In all these ways Greco-Roman social history fills in many interpretive gaps in the background.
II. ... With Good News from the King
In the foreground is the impact on the good news of God's Kingdom (4:20, 6:9-10, 15:24, 15:50)
colliding with them in a social invasion and revolution.
1-2 Corinthians are snapshots of Paul's attempted renovation of a fire-damaged building.
Paul and his fellow ambassadors are proclaiming and teaching
the cross, right up front (1 Cor. 1:18-31)
the Kingdom of God, obscure for now but determinative (Acts 14:22, 18:11-13, 19:8, 28:31).
The Good News in Corinth shines through
Paul's and others' own lives, mission, and personality (2:1-5, 9:19-27 and 10:33, 16:1-24),
Israel's Scriptures, applied to their present moment (with Crispus' help? 9:8-12, 10:1-13, 11:2-16, 14:20-25, 15:20-57),
Christian liturgy (10:14-22, 11:17-34, 16:1-4, 16:22),
the tradition's historical bedrock (11:23-25, 15:1-8),
and theology, especially Christology (1:17-31, 15:1-58), eschatology (10:11, 13:1-13, 15:1-58), pneumatology (2:6-16, 12:1-31), ecclesiology (12-14).
(What about justification by grace through faith?!? See 1:30, 6:11.)
The Invading Kingdom: The good news is a story the Kingdom's invasions:
Creation: a “very good” but mere beginning for something other than God.
Rebellion: ‘the fall’ into “the world’s” cascading helpless depravity.
Anticipation and preparation: Israel’s frustrated being and purpose.
Inauguration: Jesus’ birth and baptism.
Invasion: Jesus’ ministry, whose acts are ‘signs.’
Invitation: proclaiming the good news of its approach for trusting response.
Migration: sinners’ justification and discipleship.
Ascension: Jesus’ passion, resurrection, and session.
Formation: sanctification (reforming, transforming) in church fellowship.
Mission: the Kingdom’s further invasions and migrations.
Glorification: Jesus’ parousia or ‘appearing.’
Compensation: final judgment; inheritance or disinheritance.
Consummation: eternal life of lasting love, presence, service, and blessing in earthly-and-heavenly “new creation.”
The Kingdom's decisive engagements with God's estranged world touch all peoples, ways of life, and fields of learning with Christ's remaking.
This is a model for Christian interdisciplinary life and thought.
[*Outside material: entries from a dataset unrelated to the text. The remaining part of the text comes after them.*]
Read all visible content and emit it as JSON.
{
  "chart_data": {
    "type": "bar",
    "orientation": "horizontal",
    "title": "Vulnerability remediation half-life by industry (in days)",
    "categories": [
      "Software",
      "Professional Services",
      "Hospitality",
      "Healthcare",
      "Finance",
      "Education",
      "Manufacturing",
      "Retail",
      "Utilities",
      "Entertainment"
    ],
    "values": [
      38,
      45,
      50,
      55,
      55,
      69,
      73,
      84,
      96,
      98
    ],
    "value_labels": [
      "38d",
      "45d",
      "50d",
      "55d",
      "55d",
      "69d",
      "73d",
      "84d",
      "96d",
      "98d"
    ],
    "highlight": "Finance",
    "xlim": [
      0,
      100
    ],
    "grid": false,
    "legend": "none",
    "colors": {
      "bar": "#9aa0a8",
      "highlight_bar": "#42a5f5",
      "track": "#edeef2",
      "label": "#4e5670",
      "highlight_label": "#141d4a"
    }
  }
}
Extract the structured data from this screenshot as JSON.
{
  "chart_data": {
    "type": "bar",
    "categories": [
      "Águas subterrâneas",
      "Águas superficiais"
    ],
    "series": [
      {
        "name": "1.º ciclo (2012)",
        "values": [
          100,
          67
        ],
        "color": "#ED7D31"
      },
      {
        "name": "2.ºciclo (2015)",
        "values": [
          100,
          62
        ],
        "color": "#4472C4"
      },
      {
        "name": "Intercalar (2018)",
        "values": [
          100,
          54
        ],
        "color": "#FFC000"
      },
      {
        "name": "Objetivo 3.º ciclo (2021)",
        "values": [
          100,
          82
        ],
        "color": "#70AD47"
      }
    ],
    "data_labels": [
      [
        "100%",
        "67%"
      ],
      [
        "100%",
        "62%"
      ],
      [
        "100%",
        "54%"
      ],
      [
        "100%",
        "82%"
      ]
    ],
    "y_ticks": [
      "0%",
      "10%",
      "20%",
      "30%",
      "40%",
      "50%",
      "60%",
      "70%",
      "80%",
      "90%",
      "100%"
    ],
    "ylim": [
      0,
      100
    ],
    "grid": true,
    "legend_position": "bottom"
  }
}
The Kingdom's obscure framework contextualizes and reorders everything.
The apostles get this, while the Corinthians are building on their foundation inconsistently.
III. ... Hosting his Supper
This divine-judgment-on-human-judgment equips Paul, the Corinthians, and us to discern rightly
(see list in part I).
The Lord's Supper: Richard Hays: 'lenses' pervading the NT are community (church), cross, and (eschatological) new creation.
The Lord's Supper symbolizes all this neatly, but not comprehensively.
The Kingdom of Christ crucified frees and transforms in today's contexts.